Tri des biodéchets: un geste qui reste à la portée d'une minorité de Français
Peaux de bananes, os de poulet et marc de café ont encore de beaux jours devant eux dans la poubelle grise: le tri des déchets alimentaires n'est pratiqué, un an après l'entrée en vigueur de son obligation, que par une minorité de Français, faute, souvent, de solutions pour les collecter séparément.
Selon l'Agence de la transition écologique (Ademe), seuls 40% des Français disposaient mi-2024 d'une solution de tri à la source mise en place par sa collectivité pour ces déchets qui représentent généralement un tiers de la poubelle.
Moins de 20% de l'ensemble des ménages ont accès "soit à un système de point d'apport volontaire, soit à une collecte en porte à porte, donc vraiment des bacs et des poubelles dédiés à ces biodéchets là, qui sont après collectés par camion", explique à l'AFP Muriel Bruschet, référente nationale biodéchets pour l'Ademe.
Ces déchets sont ensuite envoyés vers des plateformes de massification et de grosses unités de valorisation que sont les plateformes de compostage et les unités de méthanisation, précise-t-elle.
Les autres Français disposant d'une solution de tri à la source bénéficient de distribution de composteurs individuels par leur commune, "sur la base du volontariat", ou de composteurs partagés, pour produire du compost utilisé sur place, selon Mme Bruschet.
- Pas de sanction -
Le maillage de solutions, qui couvrait quelque 30% de la population il y a un an, a tout de même progressé d'environ 10 points depuis, relève l'ONG Zero Waste France, qui se montre surtout inquiète d'un déficit d'accompagnement des collectivités.

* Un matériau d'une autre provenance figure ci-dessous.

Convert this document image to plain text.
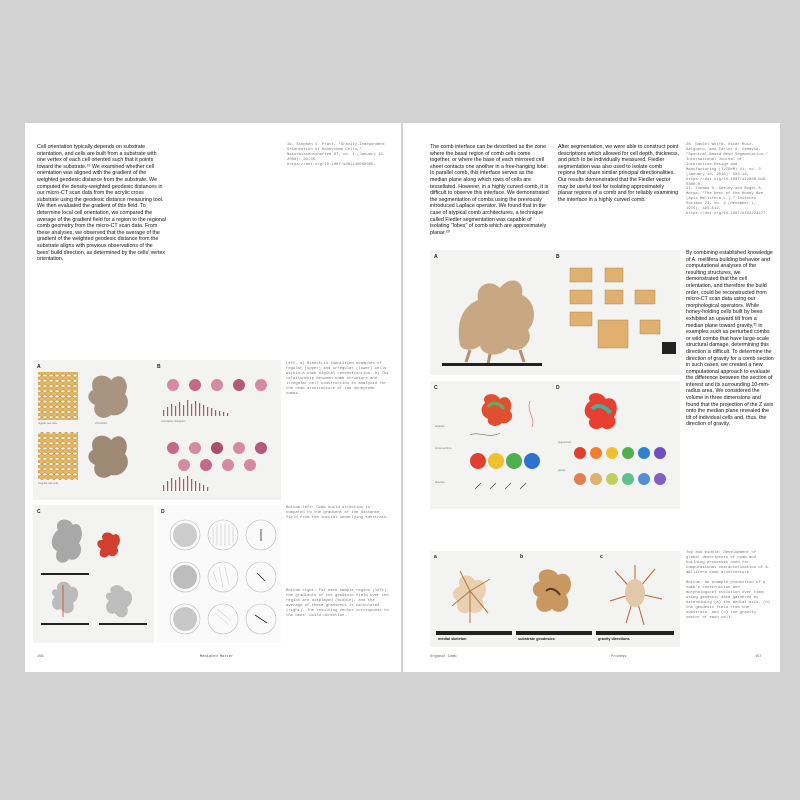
Cell orientation typically depends on substrate orientation, and cells are built from a substrate with one vertex of each cell oriented such that it points toward the substrate.¹⁹ We examined whether cell orientation was aligned with the gradient of the weighted geodesic distance from the substrate. We computed the density-weighted geodesic distances in our micro-CT scan data from the acrylic cross substrate using the geodesic distance measuring tool. We then evaluated the gradient of this field. To determine local cell orientation, we compared the average of the gradient field for a region to the regional comb geometry from the micro-CT scan data. From these analyses, we observed that the average of the gradient of the weighted geodesic distance from the substrate aligns with previous observations of the bees' build direction, as determined by the cells' vertex orientation.
19. Stephen C. Pratt, "Gravity-Independent Orientation of Honeycomb Cells," Naturwissenschaften 87, no. 1 (January 15, 2000): 33–35, https://doi.org/10.1007/s001140050005.
A	B
regular raw cells
irregular raw cells
convolved
cumulative histogram
Left, a) Bisectrix identified examples of regular (upper) and irregular (lower) cells within a comb digital reconstruction. b) The relationship between comb structure and irregular cell construction is analyzed for the comb architecture of two honeycomb combs.
C	D
Bottom left: Comb build direction is compared to the gradient of the distance field from the initial underlying substrate.
Bottom right: For each sample region (left), the gradients of the geodesic field over the region are displayed (middle), and the average of these gradients is calculated (right). The resulting vector corresponds to the bees' build direction.
156	Mediated Matter
The comb interface can be described as the zone where the basal region of comb cells come together, or where the base of each mirrored cell sheet contacts one another in a free-hanging lobe. In parallel comb, this interface serves as the median plane along which rows of cells are tessellated. However, in a highly curved comb, it is difficult to observe this interface. We demonstrated the segmentation of combs using the previously introduced Laplace operator. We found that in the case of atypical comb architectures, a technique called Fiedler segmentation was capable of isolating "lobes" of comb which are approximately planar.²⁰
After segmentation, we were able to construct point descriptions which allowed for cell depth, thickness, and pitch to be individually measured. Fiedler segmentation was also used to isolate comb regions that share similar principal directionalities. Our results demonstrated that the Fiedler vector may be useful tool for isolating approximately planar regions of a comb and for reliably examining the interface in a highly curved comb.
20. Daniel Wolfe, Oscar Ruiz-Salguero, and Carlos A. Cadavid, "Spectral-Based Mesh Segmentation," International Journal of Interactive Design and Manufacturing (IJIDeM) 11, no. 3 (January 10, 2016): 503–14, https://doi.org/10.1007/s12008-016-0300-0.
21. Thomas D. Seeley and Roger A. Morse, "The Nest of the Honey Bee (Apis Mellifera L.)," Insectes Sociaux 23, no. 4 (December 1, 1976): 495–512, https://doi.org/10.1007/bf02223477.
A	B
C	D
skeleton
cross-sections
direction
segmented
gravity
By combining established knowledge of A. mellifera building behavior and computational analyses of the resulting structures, we demonstrated that the cell orientation, and therefore the build order, could be reconstructed from micro-CT scan data using our morphological operators. While honey-holding cells built by bees exhibited an upward tilt from a median plane toward gravity,²¹ in examples such as perturbed combs or wild combs that have large-scale structural damage, determining this direction is difficult. To determine the direction of gravity for a comb section in such cases, we created a new computational approach to evaluate the difference between the section of interest and its surrounding 10-mm-radius area. We considered the volume in three dimensions and found that the projection of the Z axis onto the median plane revealed the tilt of individual cells and, thus, the direction of gravity.
a	b	c
medial skeleton	substrate geodesics	gravity directions
Top and middle: Development of global descriptors of comb and building processes used for computational characterization of A. mellifera comb architecture.
Bottom: An example prediction of a comb's construction and morphological evolution over time, using geodesic data gathered by determining (a) the medial axis, (b) the geodesic field from the substrate, and (c) the gravity vector of each cell.
Organic Comb	Process	157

"Ce qui ne va pas, c'est la communication et la sensibilisation des habitants", explique à l'AFP Pauline Debrabandere, responsable du plaidoyer de l'ONG.
"Si vous avez des points d'apport volontaire où il y a trop d'erreurs de tri", les déchets "ne vont pas finir en compost ou en méthanisation": "notre crainte, c'est que dans deux ans, il y ait des collectivités qui nous disent +ça n'a pas marché, les gens ne participent pas, donc on arrête+", explique-t-elle.
Deux raisons sont invoquées pour expliquer ce lent déploiement: un texte peu contraignant et un manque de soutien financier de l'Etat aux collectivités.
Dès la parution du texte précisant les modalités d'application de la loi en décembre 2023, les collectivités avaient déploré son caractère de simple avis, dépourvu de la portée d'un décret, ne prévoyant "ni sanctions, ni objectifs de résultats".
Il n'y a, à ce stade, pas de projet de texte plus contraignant, a indiqué à l'AFP une source ministérielle.
Pour le reste, "on a un vrai problème de financement de la transition écologique", a déploré Pauline Debrabandere pour Zero Waste.
- Un fonds vert raboté -
Le fonds vert, mis en place en 2021, permettait aux collectivités de faire des demandes spécifiques pour le financement des équipements auprès de l'Ademe, mais il a été "raboté" à plusieurs reprises, avant sa disparition programmée en 2026, déplore Mme Debrabandere.
"De très nombreuses collectivités locales n'ont pas bénéficié des aides qui étaient soi disant promises", regrette Nicolas Garnier, délégué général du réseau Amorce, qui représente les collectivités engagées dans la transition écologique.
"Il y a de quoi être en colère", estime-t-il.
Le ministère de la Transition écologique, sollicité par l'AFP, affirme que la dotation du fonds vert "a permis de répondre à l'ensemble des demandes exprimées par les collectivités".
La communauté urbaine Le Creusot-Monceau, pionnière sur le sujet avec l'installation de casiers connectés pour recevoir les biodéchets, a bénéficié d'une aide de l'Ademe de 140.000 euros pour un investissement de plus de 800.000 euros.
"On ne met pas les moyens nécessaires de soutien aux collectivités qui sont, elles, très favorables à porter ce genre de politiques", estime le président de la communauté urbaine, David Marti.
Outre l'aspect environnemental, il souligne "les économies de long terme" permises par la démarche: "le mieux vous triez, le moins le risque d'augmentation de la taxe (sur les ordures ménagères) existe".
"Le déploiement d'une solution à l'échelle d'une collectivité n'est pas immédiat, ça prend entre trois et quatre ans", estime Mme Bruschet, qui s'attend d'ici 2026 à une "nette augmentation parce que les projets vont arriver à fin de déploiement".